Душная потная ночь накануне очередной маленькой смерти. Смятая мокрая от пота простынь. С боку на бок три четверти ночи. Зыбкое марево нейтральной полосы между сном и вялым натужным бодрствованием. Под утро обрывки, мелкие острые осколки снов сливаются в сюрреалистический калейдоскоп враждебных беспощадных образов, в карусель абсурдных, но как будто на удивление узнаваемых сюжетов. Толпа фанатов избивает меня возле бетонной чаши стадиона в чужом незнакомом городе. В тисках мертвенно-зеленоватых подъездных стен Олег протягивает мне фурик, но как только я прикасаюсь к заветному сосуду, он рассыпается в прах. Я вижу себя в тёмном помещении с низкими сводами, под завязку набитом обритыми налысо мужчинами, сидящими на полу, глядя вниз. Я сижу вместе с ними в такой же позе. За нашими спинами мерно прохаживается надзиратель, избивающий дубиной любого, кто осмелится поднять голову или хотя бы взгляд. Я понимаю, что это тюрьма. И сидеть мне здесь вечно. Всю свою оставшуюся сраную жизнь сидеть вот так в темноте на этом грязном холодном полу, рассматривая мелкие выбоины и трещинки бетонных плит.

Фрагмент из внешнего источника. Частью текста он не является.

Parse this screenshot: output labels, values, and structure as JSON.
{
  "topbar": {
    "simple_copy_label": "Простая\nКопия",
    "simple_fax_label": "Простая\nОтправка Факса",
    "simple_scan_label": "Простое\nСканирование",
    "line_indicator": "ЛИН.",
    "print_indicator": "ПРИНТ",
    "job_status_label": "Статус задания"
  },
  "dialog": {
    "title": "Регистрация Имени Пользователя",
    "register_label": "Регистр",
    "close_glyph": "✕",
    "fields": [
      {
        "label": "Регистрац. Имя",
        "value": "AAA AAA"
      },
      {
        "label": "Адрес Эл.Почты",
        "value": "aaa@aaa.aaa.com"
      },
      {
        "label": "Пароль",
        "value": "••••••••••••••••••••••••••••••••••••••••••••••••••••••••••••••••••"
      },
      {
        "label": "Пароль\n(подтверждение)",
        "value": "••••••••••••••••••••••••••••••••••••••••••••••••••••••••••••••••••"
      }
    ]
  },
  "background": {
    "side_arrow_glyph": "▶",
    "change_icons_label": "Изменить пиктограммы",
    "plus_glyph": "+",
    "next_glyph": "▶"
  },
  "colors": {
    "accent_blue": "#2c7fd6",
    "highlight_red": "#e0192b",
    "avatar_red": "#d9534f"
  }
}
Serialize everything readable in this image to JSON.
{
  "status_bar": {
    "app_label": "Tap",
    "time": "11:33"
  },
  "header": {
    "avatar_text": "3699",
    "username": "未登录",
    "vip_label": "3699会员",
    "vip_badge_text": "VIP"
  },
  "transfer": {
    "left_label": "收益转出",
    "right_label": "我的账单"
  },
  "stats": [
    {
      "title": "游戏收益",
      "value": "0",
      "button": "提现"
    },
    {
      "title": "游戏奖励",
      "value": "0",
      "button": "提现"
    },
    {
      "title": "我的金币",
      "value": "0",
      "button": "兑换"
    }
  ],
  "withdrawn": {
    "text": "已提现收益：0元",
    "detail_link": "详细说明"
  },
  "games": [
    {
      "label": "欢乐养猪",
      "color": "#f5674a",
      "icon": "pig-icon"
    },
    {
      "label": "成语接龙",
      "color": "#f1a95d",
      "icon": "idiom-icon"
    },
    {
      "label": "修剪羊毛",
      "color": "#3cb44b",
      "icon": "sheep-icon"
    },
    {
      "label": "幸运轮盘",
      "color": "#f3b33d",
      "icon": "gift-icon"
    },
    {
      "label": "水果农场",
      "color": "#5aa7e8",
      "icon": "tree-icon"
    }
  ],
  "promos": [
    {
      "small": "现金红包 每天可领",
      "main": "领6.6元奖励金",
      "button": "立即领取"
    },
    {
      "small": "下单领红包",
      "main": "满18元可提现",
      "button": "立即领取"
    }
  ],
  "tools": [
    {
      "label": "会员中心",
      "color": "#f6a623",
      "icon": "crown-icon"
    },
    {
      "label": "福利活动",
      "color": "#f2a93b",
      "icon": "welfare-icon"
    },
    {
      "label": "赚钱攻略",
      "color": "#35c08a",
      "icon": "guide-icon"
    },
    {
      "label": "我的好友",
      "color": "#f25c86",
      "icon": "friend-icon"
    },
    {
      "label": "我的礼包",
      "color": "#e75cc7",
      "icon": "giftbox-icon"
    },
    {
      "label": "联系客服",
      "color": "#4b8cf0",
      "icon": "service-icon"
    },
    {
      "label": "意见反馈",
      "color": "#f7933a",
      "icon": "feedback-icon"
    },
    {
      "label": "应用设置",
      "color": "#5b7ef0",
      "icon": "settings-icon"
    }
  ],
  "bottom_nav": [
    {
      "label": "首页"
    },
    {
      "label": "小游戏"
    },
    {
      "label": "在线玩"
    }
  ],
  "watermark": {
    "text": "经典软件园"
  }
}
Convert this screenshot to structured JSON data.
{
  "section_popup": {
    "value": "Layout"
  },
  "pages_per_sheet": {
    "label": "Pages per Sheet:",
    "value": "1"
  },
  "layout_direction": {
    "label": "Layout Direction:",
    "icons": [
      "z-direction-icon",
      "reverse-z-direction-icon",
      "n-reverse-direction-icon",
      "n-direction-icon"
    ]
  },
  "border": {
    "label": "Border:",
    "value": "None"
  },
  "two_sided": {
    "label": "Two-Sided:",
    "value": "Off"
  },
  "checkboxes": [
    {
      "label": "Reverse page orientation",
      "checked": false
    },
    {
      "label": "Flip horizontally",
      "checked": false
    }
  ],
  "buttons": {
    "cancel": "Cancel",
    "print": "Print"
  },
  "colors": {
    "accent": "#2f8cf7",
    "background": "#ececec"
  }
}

Испуганно вскакиваю, озираясь на часы. Пора. Завтрак деликатно посылается на хуй. Не могу я сейчас есть. Я жажду пищи совсем иного рода.

Специально одеваюсь похуже, догадываясь о том, какая помойка ожидает меня на укромном винтоварительном чердачке. Дав в десятый раз кишке просраться, выныриваю из подъезда. Привычный кратчайший маршрут от своего подъезда - под окнами - крыльцо 4-ого подъезда - под окнами - стук в окно А. на первом этаже - вход в его подъезд. Наркоманы не дефилируют по широким освещенным проспектам, держась закоулков, подворотен, дворов и двориков. Будучи адептами запрещённой законом религии, презираемые социумом и преследуемые милицией, они инстинктивно ходят своими тропами, жмутся к стенам домов и тенистым пешеходным дорожкам.

До момента сбора ещё минимум минут пятнадцать. Я, как всегда, примчался первым. Ожидание наркотика убивает в сто раз быстрее, чем сам наркотик. Меня трясет от утренней прохлады и проклятого мандража. Зябко кутаюсь в видавший виды бомбер, устало-отрешённо скользя взглядом по редким жителям подъезда, совершающим манёвры типа "вход" и "выход" в субботнюю рань.

А. и Олег возникают из разных углов почти одновременно. Последнего я засёк в подъездное окошко ещё задолго до его появления. В своей красной вязаной шапочке наш варщик похож издали на баян-инсулинку с красненьким гаражом. Чуть позже подходит и представительный Игорь.

Самая муторная часть процесса изготовления винта была проделана Олегом и А. ещё вчера вечером. Трудолюбивые мальчики уже отожгли салют, пощелочили, отбили весьма приличное количество пороха, подсушили его. Представляю себе, каких трудов стоило этим двоим не проторчать всё и немедленно. Хотя, конечно, пороха-то они наверняка припрятали. И вот уже А. выуживает из чрева подъездной кормушки прокопчёную эмалированную миску, фурик и прорву тронутых характерным оранжевым йодистым налётом полиэтиленовых мешочков с разнокалиберными баянами и драгоценными реактивами.

Привычно умиротворяюще урчат моторчики в утробе грязненького покоцаного лифта, возносящего нас вверх, на небеса. Stairway to heaven.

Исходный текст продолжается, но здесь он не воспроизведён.